An $800bn-plus space economy opportunity by 2030E
July 2019 marks the 50th anniversary of the first man on the moon. UBS expects the space industry to grow from $244bn in 2010 to $805bn by 2030E. We explore two sub-segments – space tourism, and space to serve long-haul travel on earth. Space tourism is likely to be a common reality in the not-too-distant future. While space tourism is still nascent, we think it will become mainstream as the technology becomes proven and cost falls. For instance, an expandable space module that uses an outer shell technology which will enable larger accommodation structures to be built in space has already been successfully tested. By c2030, we estimate space tourism will be a $3bn-plus p.a. opportunity growing at double digit-rates.
We see an even bigger opportunity for space to service long-haul travel
There should be an even bigger opportunity for space to service long-haul travel. Although some might view the potential to use space to service the long-haul travel market as science fiction, we think the c800 route pairs on point-to-point flights that take more than 10 hours mean there is a large market to be cannibalised. Even if we assume only 5% of the more than 150m passengers who flew those routes in 2018 are serviced by space, at $2,500 per trip, the opportunity would be worth over $20bn p.a. A potential game-changer in the long term.

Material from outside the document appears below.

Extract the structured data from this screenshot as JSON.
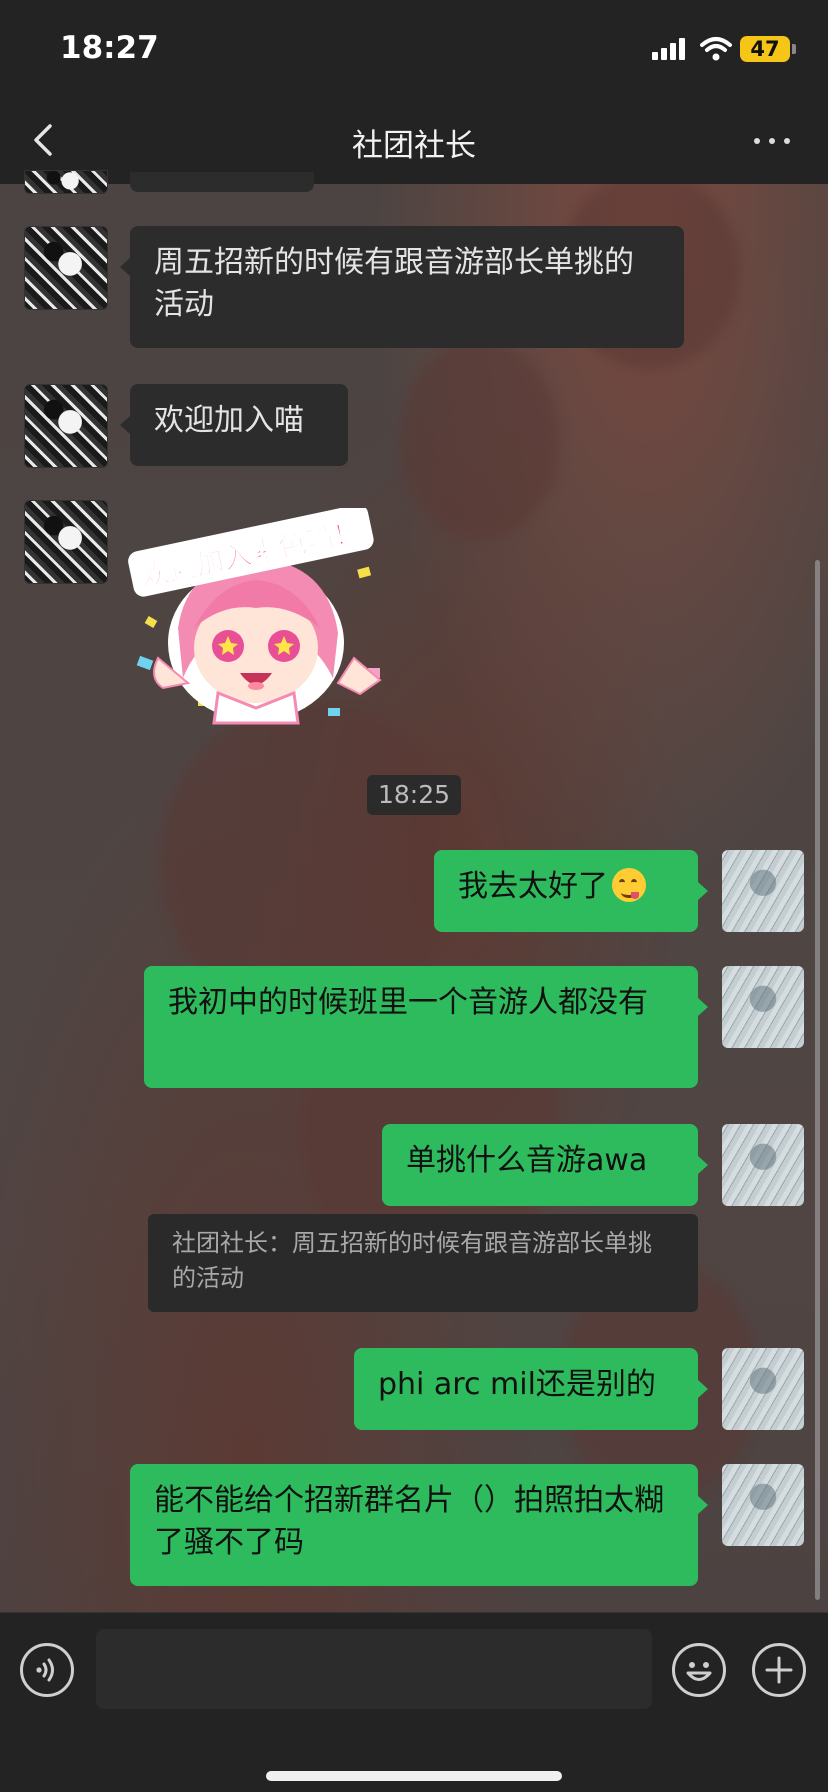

A potential game-changer in the long term
None of the hotel companies, airlines or tour operators under our coverage have disclosed plans to enter the space tourism or long-haul opportunity via space, but we think airlines and hotel groups are likely to enter the market over time. Indeed, like many other new disruptive segments (e.g., internet, digital photography), it is not the risk-averse incumbents that are the first movers, but new players. One could ask whether, at that point, it will be too late for incumbents to engage.